Die Auseinandersetzung mit Frank Stronach stand am Mittwochabend im Mittelpunkt der großen Abschlussveranstaltung des Personenkomitees für die Wiederwahl von Landeshauptmann Erwin Pröll. „Ich hoffe, dass jene abgestraft werden, die Demokratie als Spielzeug verwenden wollen“, sagte Pröll in Richtung Stronach. „Demokratie ist kein Spielzeug.“ Die Veranstaltung war ganz auf den Landeshauptmann ausgerichtet.

Pröll bezeichnete es als „äußerst bedenklich“, dass Stronach zwar zur Wahl antrete, aber nicht in den Landtag einziehen und am 4. März wieder abfliegen wolle. Außerdem agiere der austro-kanadische Milliardär nach dem Motto: „Wer das Gold hat, bestimmt die Regeln“, kritisierte Pröll.

Auch die Vorstandsmitglieder der „Initiative Niederösterreich“ zur Wiederwahl Prölls schossen sich auf Stronach ein: „Frank go home. This country ist to big for you, this country is Pröll-country“, sagte Initiativen-Präsident Christian Konrad.

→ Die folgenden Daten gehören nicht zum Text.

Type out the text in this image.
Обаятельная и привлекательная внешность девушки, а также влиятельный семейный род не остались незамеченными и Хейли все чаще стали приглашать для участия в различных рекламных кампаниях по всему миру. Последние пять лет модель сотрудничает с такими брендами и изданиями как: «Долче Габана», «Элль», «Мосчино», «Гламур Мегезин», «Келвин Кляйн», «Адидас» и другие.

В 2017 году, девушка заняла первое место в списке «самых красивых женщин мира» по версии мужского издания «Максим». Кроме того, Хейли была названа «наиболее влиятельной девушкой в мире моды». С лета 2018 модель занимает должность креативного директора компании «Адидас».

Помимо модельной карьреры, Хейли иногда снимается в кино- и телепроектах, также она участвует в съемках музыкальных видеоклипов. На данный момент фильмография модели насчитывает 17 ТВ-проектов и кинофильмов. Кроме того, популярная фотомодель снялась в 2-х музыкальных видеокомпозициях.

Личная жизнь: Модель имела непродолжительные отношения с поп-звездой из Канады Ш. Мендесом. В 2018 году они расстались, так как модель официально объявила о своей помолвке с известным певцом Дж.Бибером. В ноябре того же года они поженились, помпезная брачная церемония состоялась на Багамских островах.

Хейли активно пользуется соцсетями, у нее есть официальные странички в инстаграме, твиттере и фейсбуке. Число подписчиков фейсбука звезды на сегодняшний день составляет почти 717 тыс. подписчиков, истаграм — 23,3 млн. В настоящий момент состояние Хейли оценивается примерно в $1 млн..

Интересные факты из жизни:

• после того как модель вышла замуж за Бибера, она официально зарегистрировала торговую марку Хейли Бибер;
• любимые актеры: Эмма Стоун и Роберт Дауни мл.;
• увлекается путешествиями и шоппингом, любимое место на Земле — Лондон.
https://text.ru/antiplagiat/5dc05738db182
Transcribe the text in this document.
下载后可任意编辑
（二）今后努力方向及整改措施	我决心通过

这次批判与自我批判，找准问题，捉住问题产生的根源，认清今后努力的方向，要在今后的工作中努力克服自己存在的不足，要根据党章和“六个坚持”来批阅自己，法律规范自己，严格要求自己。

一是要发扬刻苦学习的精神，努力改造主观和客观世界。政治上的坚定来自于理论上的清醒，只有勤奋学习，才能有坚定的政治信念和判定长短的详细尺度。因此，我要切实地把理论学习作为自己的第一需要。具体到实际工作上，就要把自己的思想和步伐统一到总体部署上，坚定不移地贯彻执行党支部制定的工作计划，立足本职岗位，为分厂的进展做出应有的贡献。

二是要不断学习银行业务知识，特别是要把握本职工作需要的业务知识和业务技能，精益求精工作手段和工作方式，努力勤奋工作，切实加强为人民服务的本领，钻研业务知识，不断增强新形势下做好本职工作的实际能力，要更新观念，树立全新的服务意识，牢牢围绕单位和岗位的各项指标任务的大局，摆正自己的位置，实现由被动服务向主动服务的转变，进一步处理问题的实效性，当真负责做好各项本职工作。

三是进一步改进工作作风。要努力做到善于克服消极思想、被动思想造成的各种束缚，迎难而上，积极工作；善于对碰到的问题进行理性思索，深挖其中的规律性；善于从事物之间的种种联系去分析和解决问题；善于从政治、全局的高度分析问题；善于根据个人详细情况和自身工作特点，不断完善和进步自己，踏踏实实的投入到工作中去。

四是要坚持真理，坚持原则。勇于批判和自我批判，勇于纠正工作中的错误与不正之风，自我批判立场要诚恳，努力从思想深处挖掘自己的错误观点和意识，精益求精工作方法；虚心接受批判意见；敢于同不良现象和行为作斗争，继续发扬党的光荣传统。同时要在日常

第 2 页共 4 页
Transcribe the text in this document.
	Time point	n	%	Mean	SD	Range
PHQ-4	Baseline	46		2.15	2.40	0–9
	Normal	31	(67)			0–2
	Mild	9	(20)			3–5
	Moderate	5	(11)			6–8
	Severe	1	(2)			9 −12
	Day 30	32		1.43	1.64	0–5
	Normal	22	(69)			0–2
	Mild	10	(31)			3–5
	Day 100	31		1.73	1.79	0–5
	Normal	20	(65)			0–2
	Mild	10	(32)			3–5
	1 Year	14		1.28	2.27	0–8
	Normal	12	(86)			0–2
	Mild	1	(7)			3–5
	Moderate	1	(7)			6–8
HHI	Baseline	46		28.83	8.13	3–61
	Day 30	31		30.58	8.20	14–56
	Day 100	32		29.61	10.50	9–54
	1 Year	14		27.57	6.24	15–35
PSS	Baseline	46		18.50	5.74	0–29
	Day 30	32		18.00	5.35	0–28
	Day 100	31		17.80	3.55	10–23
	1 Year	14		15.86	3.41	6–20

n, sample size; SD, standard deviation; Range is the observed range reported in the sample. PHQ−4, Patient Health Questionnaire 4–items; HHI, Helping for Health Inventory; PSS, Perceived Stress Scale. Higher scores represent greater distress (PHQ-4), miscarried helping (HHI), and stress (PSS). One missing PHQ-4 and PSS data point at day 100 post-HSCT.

Die Psychoanalytikerin Rotraut Perner – nach eigenen Worten „seit dem elften Lebensjahr sozialistisch organisiert“ – warnte vor amerikanischen Zuständen, wo man sich „Hinterbänkler kauft“. Für sie gibt es „Macher“ wie Pröll und „Käufer im Sinne von Dagobert Duck.

Das positive Klima für die Kultur in NÖ lobten die Schauspieler Konstanze Breitebner, Dietrich Siegl, und Gregor Seberg. Sie würdigten besonders, dass im Land Kunst jeglicher Couleur gefördert werde.